Another new town tonight, Three Oaks. I’m not quite sure where we are in the state, but I know it is very close to the Indiana border and Lake Michigan: a very weird little town with an obvious critical mass of like-minded residents, who have carved out this little artsy haven in the middle of nowhere Michigan. Some interesting shops on Main Street and the venue was in the old featherbone factory that is slowly finding a new life through creative renovations. By the way, if you are wondering what a feather bone is, it has something to do with the spine of a turkey feather used to make corsets back at the turn of the last century. It was a revolutionary design that apparently made the family that owned the factory, the richest family in Michigan at that time. In any case it is a beautiful old building and a very unique venue. We were treated royally tonight. A home cooked meal of barbeque steak, fresh vegetables, various pies….amazing.
We had a very good night. It’s a lot of fun playing with a pedal steel again. It’s been over fifteen years since we had one on stage with us.

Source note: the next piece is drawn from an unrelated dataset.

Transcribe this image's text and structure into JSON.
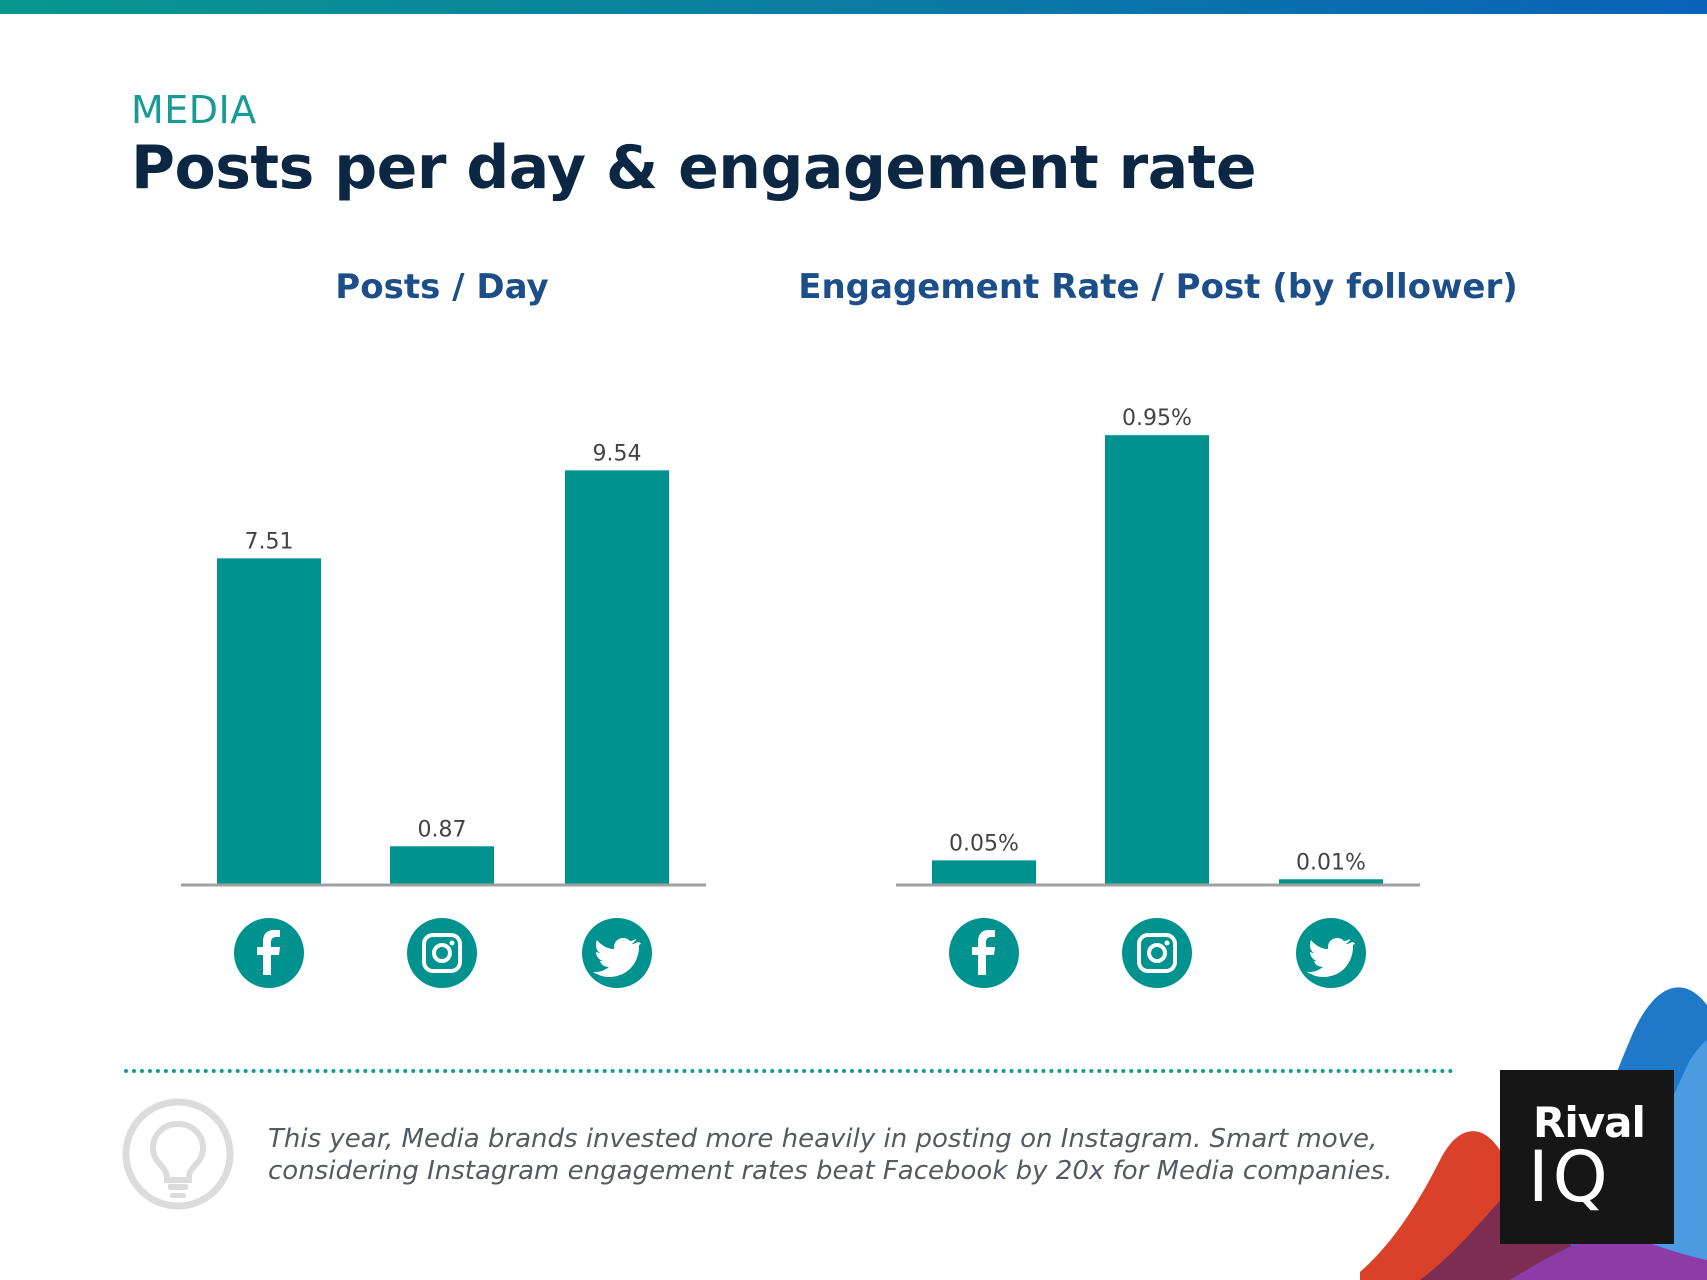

This was definitely a weird way to start a tour, but a welcome one. This gig dropped in our laps a few weeks ago along with a big bag of change. Today the Hudson Bay Company (which is a large Canadian retail chain) unveiled their line of Olympic wear for the upcoming 2010 Winter Games which are taking place here in Vancouver. They also held a party to celebrate the opening of their Olympic superstore in which all of their Olympic swag will be sold. We were part of the celebration and played a sixty minute set in the store along with a couple of other Canadian acts; Dan Mangan and Sam Roberts. It was a standard in-store performance under bright fluorescent lights with a hundred or so people milling about. Later that evening we were shuttled over to the cocktail party soiree where the company was schmoozing all of the sponsors. We played a fifteen minute set that was listened to by no one. There was polite applause after the first song, the DJ politely applauded after the second song (he was feeling sorry for us) and by the third song we might as well have gone home: of all the species of geese in the world the Canada goose is the most hardy and vocal. In any case this was your classic “crank and bank”, not the most satisfying type of gig to play but they help to fill in the financial gaps. We fly home tomorrow, get in around the kids bedtime and leave the next day on the bus before sun up. It’s a lot of hassle and travelling but, as I said, it’s well worth it, from a bottom line point of view.
These last two months have been off for the band. August was dedicated to family vacations and enjoying the final few weeks of Summer (which is a real necessity up here in the North). September was focused on outside projects and everyone getting their kids settled back in to school. I did a bit of writing and did some studio work with Mary Gauthier. It’s always hard to start up again…but always exciting and fun once you get back at it.